Depuis mai 1968, la direction de la CFDT a beaucoup « gauchi » son langage. Edmond Maire n’hésite pas à se réclamer à la fois de la Commune de Paris, des conseils ouvriers de 1917-1921 et du printemps de Prague et de la cogestion allemande (1). La CFDT se considère en partie comme l’héritière du courant syndicaliste révolutionnaire. « En schématisant à l’extrême, on pourrait dire que l’histoire de la confédération est l’histoire d’une double greffe, social-démocrate et syndicaliste révolutionnaire, sur un vieux fond de christianisme social (2) ».

De nombreux groupes d’extrême gauche (LCR, OCR, GOP) (3) accréditent l’idée qu’au sein de la CFDT existerait un très fort courant de gauche que certains n’hésitent pas à comparer au syndicalisme révolutionnaire d’avant 1914. Il nous semble pour le moins maladroit, de la part de militants révolutionnaires, de comparer la CFDT d’aujourd’hui à la CGT d’il y a plus de soixante ans. La charte d’Amiens adoptée en 1906 expliquait : le syndicat « prépare l’émancipation intégrale qui ne peut se réaliser que par l’expropriation capitaliste : il préconise comme moyen d’action la grève générale et il considère que le syndicat aujourd’hui groupement de résistance sera, dans l’avenir, le groupement de production et de répartition, base de réorganisation sociale ». Mais la CGT, quand est venu le test décisif, la guerre mondiale, n’en est pas moins passée avec armes et bagages dans le camp de la bourgeoisie ! Elle a soutenu la boucherie impérialiste et a participé à des gouvernements pendant la guerre. Et ce n’est qu’une minuscule fraction (Monatte, Rosmer) de cette « grande » CGT qui a relevé le drapeau de l’internationalisme prolétarien, dénoncé le caractère impérialiste de la guerre et soutenu activement la révolution d’Octobre.

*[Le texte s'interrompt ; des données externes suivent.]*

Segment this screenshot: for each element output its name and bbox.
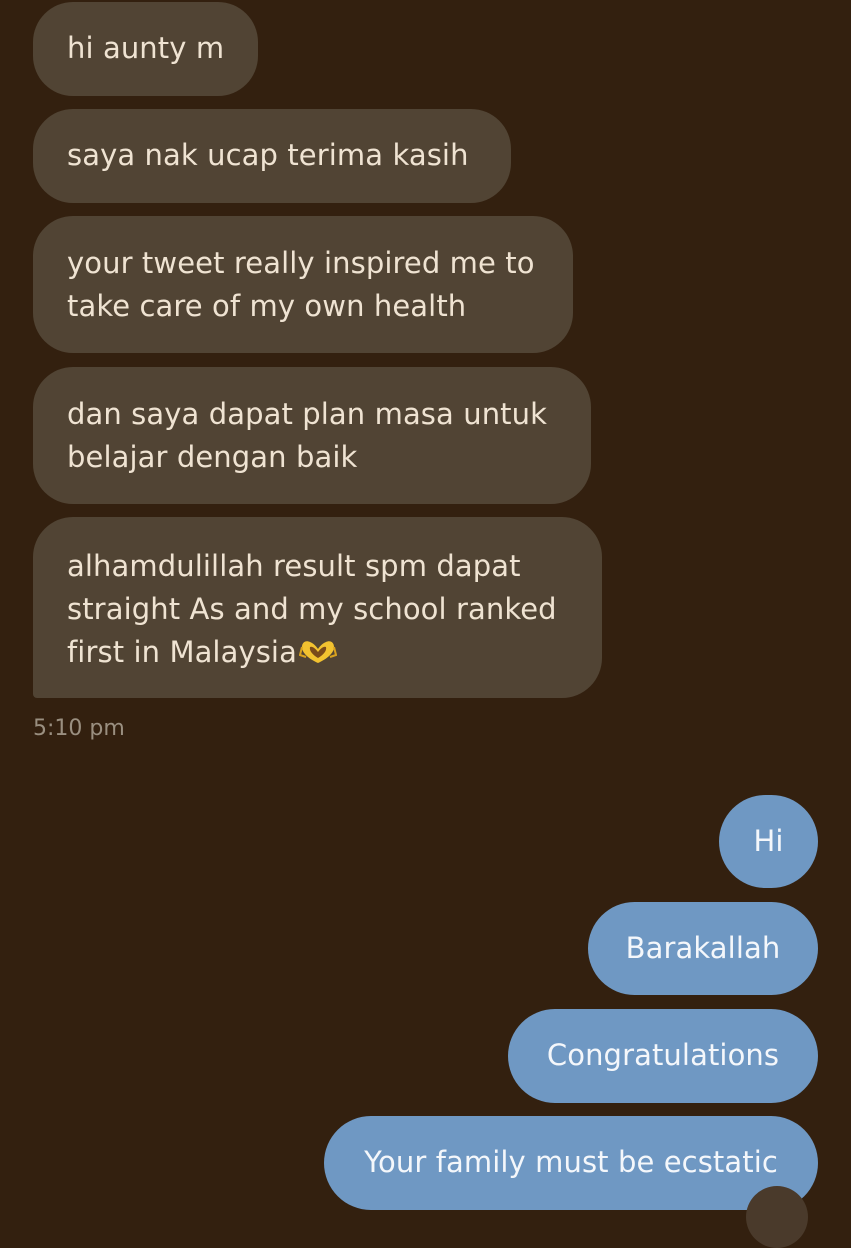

La capitulation de tous les dirigeants « syndicalistes révolutionnaires » et du mouvement syndical à l’époque devrait faire réfléchir ceux, parmi les militants d’extrême gauche, qui restent fascinés devant les proclamations radicales d’Edmond Maire ou de certaines fédérations CFDT. L’avenir leur réserve de douloureuses surprises.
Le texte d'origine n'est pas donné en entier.